Saturday's 2-2 draw with doomed Parma didn't suggest a team in the best of form. A furious Benitez picked up a one-game touchline ban after proclaiming, "This is Italian football," at the final whistle, his unhappiness with the refereeing leading him to imply corruption. The center-forward Gonzalo Higuain was also sanctioned, fined €10,000 for calling the Parma players "failures."
While Napoli grouches along with a sense that it ought to be making the final, Dnipro seems gleefully surprised just to be playing in the semifinal -- it's best performance in European competition. "Nobody backed us, it's surprised everyone we've come this far," said the forward Yevhen Seleznyov, who scored Dnipro's goal (which looked offside) in the first leg. "All of us understand what we are playing for. This club is unique. We have great fans and the city of Dnipropetrovsk loves football. We've been playing together for a while now and we've always had great team spirit -- I think that is the main reason for our success."

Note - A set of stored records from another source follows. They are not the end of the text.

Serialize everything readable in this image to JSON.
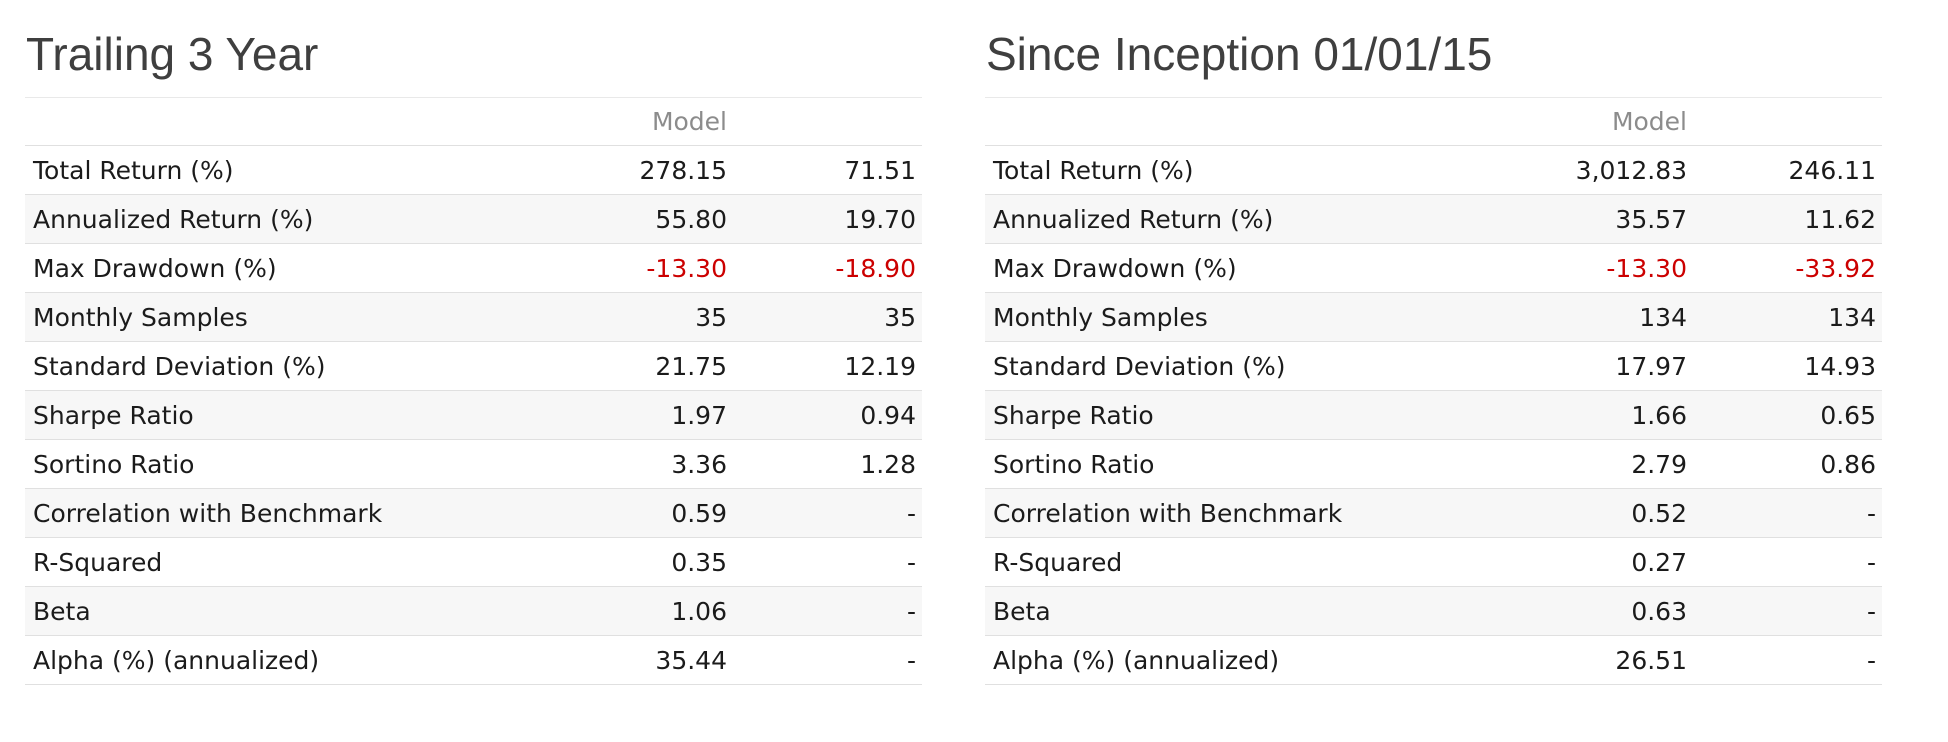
{
  "colors": {
    "negative_value": "#cc0000",
    "column_header_text": "#8c8c8c",
    "title_text": "#3f3f3f",
    "body_text": "#1b1b1b",
    "row_stripe": "#f7f7f7",
    "row_border": "#e0e0e0"
  },
  "tables": [
    {
      "title": "Trailing 3 Year",
      "columns": {
        "metric": "",
        "model": "Model",
        "benchmark": ""
      },
      "rows": [
        {
          "label": "Total Return (%)",
          "model": "278.15",
          "benchmark": "71.51"
        },
        {
          "label": "Annualized Return (%)",
          "model": "55.80",
          "benchmark": "19.70"
        },
        {
          "label": "Max Drawdown (%)",
          "model": "-13.30",
          "benchmark": "-18.90"
        },
        {
          "label": "Monthly Samples",
          "model": "35",
          "benchmark": "35"
        },
        {
          "label": "Standard Deviation (%)",
          "model": "21.75",
          "benchmark": "12.19"
        },
        {
          "label": "Sharpe Ratio",
          "model": "1.97",
          "benchmark": "0.94"
        },
        {
          "label": "Sortino Ratio",
          "model": "3.36",
          "benchmark": "1.28"
        },
        {
          "label": "Correlation with Benchmark",
          "model": "0.59",
          "benchmark": "-"
        },
        {
          "label": "R-Squared",
          "model": "0.35",
          "benchmark": "-"
        },
        {
          "label": "Beta",
          "model": "1.06",
          "benchmark": "-"
        },
        {
          "label": "Alpha (%) (annualized)",
          "model": "35.44",
          "benchmark": "-"
        }
      ]
    },
    {
      "title": "Since Inception 01/01/15",
      "columns": {
        "metric": "",
        "model": "Model",
        "benchmark": ""
      },
      "rows": [
        {
          "label": "Total Return (%)",
          "model": "3,012.83",
          "benchmark": "246.11"
        },
        {
          "label": "Annualized Return (%)",
          "model": "35.57",
          "benchmark": "11.62"
        },
        {
          "label": "Max Drawdown (%)",
          "model": "-13.30",
          "benchmark": "-33.92"
        },
        {
          "label": "Monthly Samples",
          "model": "134",
          "benchmark": "134"
        },
        {
          "label": "Standard Deviation (%)",
          "model": "17.97",
          "benchmark": "14.93"
        },
        {
          "label": "Sharpe Ratio",
          "model": "1.66",
          "benchmark": "0.65"
        },
        {
          "label": "Sortino Ratio",
          "model": "2.79",
          "benchmark": "0.86"
        },
        {
          "label": "Correlation with Benchmark",
          "model": "0.52",
          "benchmark": "-"
        },
        {
          "label": "R-Squared",
          "model": "0.27",
          "benchmark": "-"
        },
        {
          "label": "Beta",
          "model": "0.63",
          "benchmark": "-"
        },
        {
          "label": "Alpha (%) (annualized)",
          "model": "26.51",
          "benchmark": "-"
        }
      ]
    }
  ]
}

Seleznyov was signed from Shakhtar Donetsk, with whom he won the Europa League in 2009, but 12 of the Dnipro squad came through its impressive academy, most notably the winger Yevhen Konoplyanka, who scored the decisive goal away to Ajax and looks likely to join either Tottenham Hotspur or Liverpool when his contract expires in the summer. This run is vindication for a policy the club put in place more than a decade ago, realizing it couldn't compete financially with Dynamo Kyiv or Shakhtar and so invested in its academy.
Dnipro has proved itself a tough, intelligent side, the Brazilian Douglas marshalling the defense in front of a top-class goalkeeper in Denys Boyko. It's scored only 12 goals since the start of the group stage -- that's fewer than a goal a game -- but it has won its last four home European ties without conceding a goal.
"It will be tough," said Benitez. "It will be difficult but we are confident that if we create chances we will score goals. We won 4-1 against Wolfsburg away so I think we can do the same."
His side, like Dnipro, is probably at its most effective playing on the break, but the problem on Thursday is likely to be that there is little incentive for Dnipro, with the away goal, to come out and attack. It can sit back and look to absorb pressure, as it has done throughout the knockout stage, and strike through Seleznyov and Konoplyanka on the break.
"We can go to Kiev and win," Benitez went on. "In the first half [of the first leg] we did not attack with depth but were much better in the second half and we can play a game like that, even away form home. Dnipro was organised and they did not give much but we wasted our chances."